I’m somewhat uncomfortable with the term ‘frugal’ (which evokes to me an image of someone who enjoys not spending money to the point where they avoid fulfilling activities simply due to the cost). I try instead to be thoughtful in considering how to spend my money, which doesn’t feel like deprivation. I’m not motivated by not spending money (a growing savings account … nice but meh) but rather by buying investments that will grow and compound and make me wealthy. My husband does not operate in the same way (at all). Take for instance, his Daily Bagel (™ - just kidding). $1.69 every morning at work, when he works a regular shift. I see this and think - personally, I’ve found that daily minor food purchases are not that satisfying in the grand scheme of things, I/he might be better off planning and bringing breakfast to work in that situation. Cheaper and could be prepared the night before, which allows you to avoid the extra time to buy a bagel the next morning, which means you can sleep more. And I truly value sleep. I also think, if you buy a bagel every workday and work 48 weeks/year, that’s $405. What a beautiful amount to add to our investments every year. But when I mention ‘do you think this bagel is providing you with more satisfaction than it costs?’, he is all ‘woman, don’t control my spending’. He doesn't spend much (inherently), and doesn't want his minor purchases questioned. Which, fair enough. I’m not trying to cut the spending (that's just what it sounds like), but rather to ensure utility derived exceeds the cost. It’s tough to be married to an economist-by-training, I guess. I need to let this drop, since my husband claims this bagel thing comes up on a regular basis. For real, we don’t argue about the big money stuff, but … bagels.
As the tracker, I’m much more cognizant of how much we spend and what we spend it on. As in most life situations, it’s easier to remember the good things you’ve done for others rather than the numerous things others do for you. Particularly, our own quirks or mis-steps seem minor in the face of the annoying things we remember that our partner has done. I think this is largely true even if you’re not particularly petty or inclined to keep tabs. Does it make me a little glum that in marrying Sebastien, I went from not spending anything on a car, to … spending on insurance, lots of gas, and costly repairs? A bit. But, not a productive thing to focus on, since the car isn’t going anywhere, and it also benefits us both. Similarly, I conveniently forget that I’ve spent over $600 on clothes this year, despite viewing myself as not a big shopper.

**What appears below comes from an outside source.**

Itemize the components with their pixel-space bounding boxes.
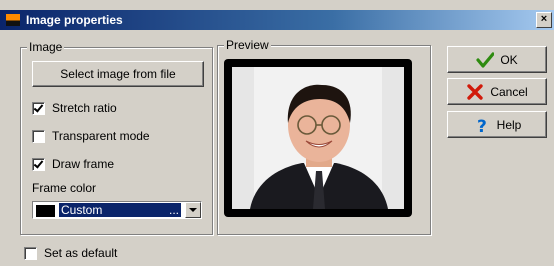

After 6.5 years together, you’d think I would internalize our differences and be uber-smart about how to approach getting my husband on board with an idea. But no: I recently presented him with a fun challenge to reach a certain (stretch) amount in our investments by the end of the year. That went over … about as well as when I ask about his bagels. The challenge motivated me, but not him. There was no clear way to achieve this goal, he was happy with his/our spending (and interested in going out for more dinner dates in fact). I always think my good influence on my husband will draw him to be more like me, but am forced to constantly realize that he remains his (wonderful) original self. And that I actually prefer things this way. See: complementary facets of our personalities, and all the things that attracted me to him in the first place.
For those with joint finances: do you have any big (or small) conflicts that come up regularly or unexpectedly? For those without: what are the reasons your current system works better than joint finances? What are the biggest benefits you see to not having joint finances?